Schneeweis (1999) makes the case that investors often make the mistake of relying on a single-index model as a meaningful benchmark from which to gauge the factors “driving the return of the strategy” when often a “multi-factor model should be used to describe the various market factors that drive the return strategy”. The problem is that statistically it is “better to over-specify a model… than to under-specify. If the model is over-specified, many of the betas will simply be zero.
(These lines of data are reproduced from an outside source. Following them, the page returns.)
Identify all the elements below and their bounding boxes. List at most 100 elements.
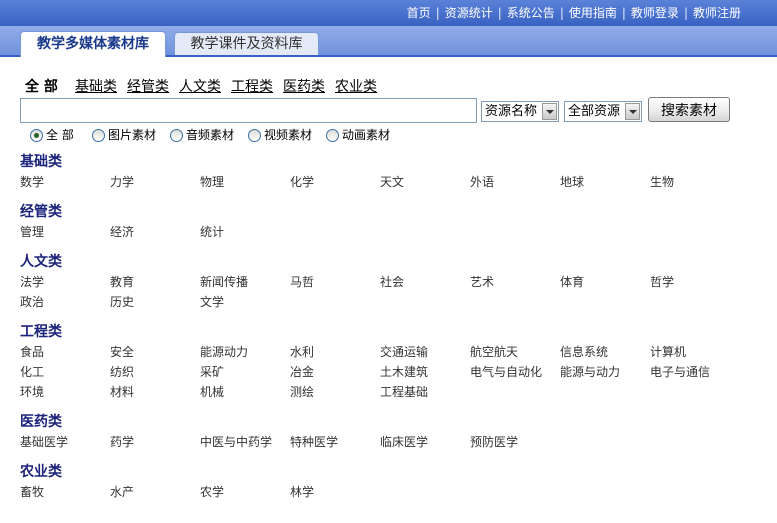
subject-link[interactable]: 特种医学	[290, 432, 380, 452]
subject-link[interactable]: 数学	[20, 172, 110, 192]
subject-link[interactable]: 电气与自动化	[470, 362, 560, 382]
subject-link[interactable]: 物理	[200, 172, 290, 192]
category-filter: 全 部基础类 经管类 人文类 工程类 医药类 农业类	[25, 77, 387, 97]
nav-link-teacher-register[interactable]: 教师注册	[693, 6, 741, 20]
subject-link[interactable]: 纺织	[110, 362, 200, 382]
subject-link[interactable]: 化学	[290, 172, 380, 192]
subject-link[interactable]: 林学	[290, 482, 380, 502]
subject-link[interactable]: 地球	[560, 172, 650, 192]
nav-link-resource-stats[interactable]: 资源统计	[445, 6, 493, 20]
media-type-option[interactable]: 全 部	[30, 127, 92, 143]
subject-link[interactable]: 社会	[380, 272, 470, 292]
subject-link[interactable]: 药学	[110, 432, 200, 452]
subject-link[interactable]: 教育	[110, 272, 200, 292]
chevron-down-icon[interactable]	[625, 103, 640, 120]
subject-link[interactable]: 环境	[20, 382, 110, 402]
section-title: 医药类	[20, 414, 62, 430]
subject-link[interactable]: 外语	[470, 172, 560, 192]
subject-list: 食品 安全 能源动力 水利 交通运输 航空航天 信息系统 计算机化工 纺织 采矿 冶金 土木建筑 电气与…	[20, 342, 760, 402]
subject-link[interactable]: 畜牧	[20, 482, 110, 502]
subject-link[interactable]: 新闻传播	[200, 272, 290, 292]
radio-button[interactable]	[92, 128, 105, 142]
media-type-option[interactable]: 动画素材	[326, 127, 404, 143]
media-type-option[interactable]: 图片素材	[92, 127, 170, 143]
filter-link-engineering[interactable]: 工程类	[231, 79, 273, 95]
subject-link[interactable]: 材料	[110, 382, 200, 402]
subject-link[interactable]: 政治	[20, 292, 110, 312]
subject-link[interactable]: 预防医学	[470, 432, 560, 452]
nav-link-announcements[interactable]: 系统公告	[507, 6, 555, 20]
subject-link[interactable]: 食品	[20, 342, 110, 362]
subject-list: 畜牧 水产 农学 林学	[20, 482, 760, 502]
nav-separator: |	[435, 6, 440, 20]
subject-link[interactable]: 航空航天	[470, 342, 560, 362]
filter-link-basic[interactable]: 基础类	[75, 79, 117, 95]
tab-label: 教学多媒体素材库	[37, 36, 149, 52]
subject-link[interactable]: 土木建筑	[380, 362, 470, 382]
subject-link[interactable]: 安全	[110, 342, 200, 362]
subject-link[interactable]: 法学	[20, 272, 110, 292]
tab-courseware-library[interactable]: 教学课件及资料库	[174, 32, 319, 55]
search-input[interactable]	[20, 98, 477, 123]
subject-link[interactable]: 体育	[560, 272, 650, 292]
subject-link[interactable]: 采矿	[200, 362, 290, 382]
subject-link[interactable]: 水利	[290, 342, 380, 362]
media-type-option[interactable]: 视频素材	[248, 127, 326, 143]
chevron-down-icon[interactable]	[542, 103, 557, 120]
nav-link-user-guide[interactable]: 使用指南	[569, 6, 617, 20]
subject-link[interactable]: 历史	[110, 292, 200, 312]
subject-link[interactable]: 基础医学	[20, 432, 110, 452]
subject-link[interactable]: 马哲	[290, 272, 380, 292]
subject-link[interactable]: 冶金	[290, 362, 380, 382]
nav-separator: |	[621, 6, 626, 20]
subject-link[interactable]: 交通运输	[380, 342, 470, 362]
category-section: 经管类管理 经济 统计	[20, 202, 760, 242]
media-type-label: 音频素材	[186, 128, 235, 142]
nav-link-teacher-login[interactable]: 教师登录	[631, 6, 679, 20]
subject-link[interactable]: 统计	[200, 222, 290, 242]
subject-link[interactable]: 临床医学	[380, 432, 470, 452]
subject-link[interactable]: 中医与中药学	[200, 432, 290, 452]
radio-button[interactable]	[326, 128, 339, 142]
subject-link[interactable]: 文学	[200, 292, 290, 312]
subject-link[interactable]: 经济	[110, 222, 200, 242]
subject-link[interactable]: 艺术	[470, 272, 560, 292]
radio-button[interactable]	[170, 128, 183, 142]
subject-link[interactable]: 信息系统	[560, 342, 650, 362]
radio-button[interactable]	[30, 128, 43, 142]
media-type-options: 全 部 图片素材 音频素材 视频素材 动画素材	[30, 127, 404, 143]
search-field-select-value: 资源名称	[485, 104, 538, 119]
resource-scope-select[interactable]: 全部资源	[564, 101, 642, 122]
search-field-select[interactable]: 资源名称	[481, 101, 559, 122]
filter-link-economics-management[interactable]: 经管类	[127, 79, 169, 95]
media-type-option[interactable]: 音频素材	[170, 127, 248, 143]
subject-link[interactable]: 计算机	[650, 342, 740, 362]
filter-link-medicine[interactable]: 医药类	[283, 79, 325, 95]
category-section: 人文类 法学 教育 新闻传播 马哲 社会 艺术 体育 哲学 政治 历史 文学	[20, 252, 760, 312]
filter-all[interactable]: 全 部	[25, 77, 75, 97]
subject-link[interactable]: 工程基础	[380, 382, 470, 402]
search-button[interactable]: 搜索素材	[648, 97, 730, 122]
filter-link-humanities[interactable]: 人文类	[179, 79, 221, 95]
tab-multimedia-library[interactable]: 教学多媒体素材库	[20, 31, 166, 57]
subject-link[interactable]: 农学	[200, 482, 290, 502]
subject-link[interactable]: 电子与通信	[650, 362, 740, 382]
subject-link[interactable]: 机械	[200, 382, 290, 402]
subject-link[interactable]: 生物	[650, 172, 740, 192]
subject-link[interactable]: 天文	[380, 172, 470, 192]
subject-link[interactable]: 哲学	[650, 272, 740, 292]
section-title: 经管类	[20, 204, 62, 220]
media-type-label: 全 部	[46, 128, 74, 142]
subject-link[interactable]: 管理	[20, 222, 110, 242]
subject-link[interactable]: 能源与动力	[560, 362, 650, 382]
nav-link-home[interactable]: 首页	[407, 6, 431, 20]
section-title: 基础类	[20, 154, 62, 170]
subject-link[interactable]: 力学	[110, 172, 200, 192]
subject-link[interactable]: 化工	[20, 362, 110, 382]
subject-link[interactable]: 能源动力	[200, 342, 290, 362]
filter-link-agriculture[interactable]: 农业类	[335, 79, 377, 95]
radio-button[interactable]	[248, 128, 261, 142]
subject-link[interactable]: 测绘	[290, 382, 380, 402]
nav-separator: |	[559, 6, 564, 20]
subject-link[interactable]: 水产	[110, 482, 200, 502]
However, if under-specified, there is the possibility of significant bias”.

Which brings us back to the Heisenberg uncertainty principle...

Just like the physical properties of position and momentum cannot both be known with precision, the properties of “alpha” and “beta” can also not be measured precisely. This statement has been interpreted in two different ways. According to Heisenberg its meaning is that it is impossible to determine simultaneously both properties with any great degree of accuracy or certainty. According Ballentine this is not a statement about the limitations of a researcher's ability to measure particular quantities of a system, but it is a statement about the nature of the system itself as described by the equations.

- Mack Frankfurter, Managing Director

Alpha Alpha Whose Got the Alpha - Schneeweis

References:
Schneeweis, Thomas. “Alpha, Alpha, Whose got the Alpha?” University of Massachusetts, School of Management (October 5, 1999).

Jagannathan, Ravi; McGrattan, Ellen R. (1995). “The CAPM Debate” Federal Reserve Bank of Minneapolis Quarterly Review, Vol. 19, No. 4, Fall 1995, pp. 2-17.

Bohr, Niels. Atomic Physics andHuman Knowledge, p. 38.

Heisenberg, W. Über den anschaulichen Inhalt der quantentheoretischen Kinematik und Mechanik. In: Zeitschrift für Physik. 43 1927, S. 172–198.

Ballentine, L.E. The statistical interpretation of quantum mechanics, Rev. Mod. Phys. 42, 358–381 (1970).